What a great question to start a thread with! I have never understood why our industry guidance says 22kN. To me there appears to be no complete logic to it. The two EN standards for connectors (EN362:2004 PPE Connectors; EN12275:1998 Mountaineering Connectors) tend to suggest that 20kN would be a sufficient major axis strength. Harnesses certified to EN358 and EN813 are required to have static strengths of 15kN. Equally, terminations (knotted, spliced or stitched) in EN1891A rope have to have a static strength of 15kN. So surely 15kN would be OK for a karabiner that either directly or ultimately connects to a harness/rope? However, EN566 (slings) requires 22kN partly because of the potential for strength loss through abrasion.
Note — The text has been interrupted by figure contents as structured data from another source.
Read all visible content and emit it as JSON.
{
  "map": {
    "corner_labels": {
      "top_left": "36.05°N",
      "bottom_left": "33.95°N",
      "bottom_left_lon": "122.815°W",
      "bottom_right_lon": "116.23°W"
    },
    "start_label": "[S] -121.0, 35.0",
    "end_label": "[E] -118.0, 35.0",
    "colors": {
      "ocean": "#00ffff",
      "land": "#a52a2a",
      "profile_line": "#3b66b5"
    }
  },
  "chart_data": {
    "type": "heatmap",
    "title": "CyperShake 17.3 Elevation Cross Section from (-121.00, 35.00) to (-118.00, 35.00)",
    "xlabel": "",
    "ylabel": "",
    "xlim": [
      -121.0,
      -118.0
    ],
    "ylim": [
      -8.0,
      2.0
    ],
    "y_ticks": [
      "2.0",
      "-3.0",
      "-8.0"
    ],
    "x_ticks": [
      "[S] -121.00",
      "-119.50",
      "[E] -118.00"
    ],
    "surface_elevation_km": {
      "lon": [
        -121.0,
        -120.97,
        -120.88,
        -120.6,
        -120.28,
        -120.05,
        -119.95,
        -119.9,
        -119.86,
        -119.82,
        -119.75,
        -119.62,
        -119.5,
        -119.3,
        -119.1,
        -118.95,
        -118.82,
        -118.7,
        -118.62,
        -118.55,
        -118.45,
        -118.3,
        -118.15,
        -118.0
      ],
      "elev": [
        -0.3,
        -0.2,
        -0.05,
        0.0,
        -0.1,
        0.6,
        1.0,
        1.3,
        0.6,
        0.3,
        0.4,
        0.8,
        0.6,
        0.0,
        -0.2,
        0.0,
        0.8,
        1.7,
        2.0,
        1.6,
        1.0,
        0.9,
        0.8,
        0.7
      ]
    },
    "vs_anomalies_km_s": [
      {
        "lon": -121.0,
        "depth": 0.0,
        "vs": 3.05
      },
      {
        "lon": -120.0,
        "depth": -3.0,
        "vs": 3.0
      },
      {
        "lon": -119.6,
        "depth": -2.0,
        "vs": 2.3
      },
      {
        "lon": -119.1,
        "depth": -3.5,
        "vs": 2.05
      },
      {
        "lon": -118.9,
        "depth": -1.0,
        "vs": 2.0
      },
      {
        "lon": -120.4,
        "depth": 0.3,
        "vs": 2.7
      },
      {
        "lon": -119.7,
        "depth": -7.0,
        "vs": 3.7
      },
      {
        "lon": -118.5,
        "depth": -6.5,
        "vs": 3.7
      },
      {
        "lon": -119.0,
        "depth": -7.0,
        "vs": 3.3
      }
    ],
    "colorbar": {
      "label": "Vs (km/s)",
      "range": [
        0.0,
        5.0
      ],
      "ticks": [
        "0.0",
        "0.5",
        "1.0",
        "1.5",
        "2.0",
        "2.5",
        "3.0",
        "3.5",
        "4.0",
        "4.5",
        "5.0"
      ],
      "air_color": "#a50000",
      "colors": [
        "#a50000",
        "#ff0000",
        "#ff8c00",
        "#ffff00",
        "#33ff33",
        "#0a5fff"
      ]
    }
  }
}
My assumption is that our industry has adopted 22kN to keep things simple i.e. one number for all components. Because it is relatively easy to manufacture/source PPE with these high breaking loads, a high number is specified. I’m guessing that if it were more difficult to achieve 22kN, our industry would be happy to accept 15kN…..which is more than enough to ensure a sticky ending! Generally speaking, a pre-configured strength of 22kN is sufficiently high to ensure that when the component (e.g. rope) is configured (e.g. knotted), the retained strength is still above the magic 15kN. Maybe industry guidance should state that all systems must have a minimum configured strength of 15kN?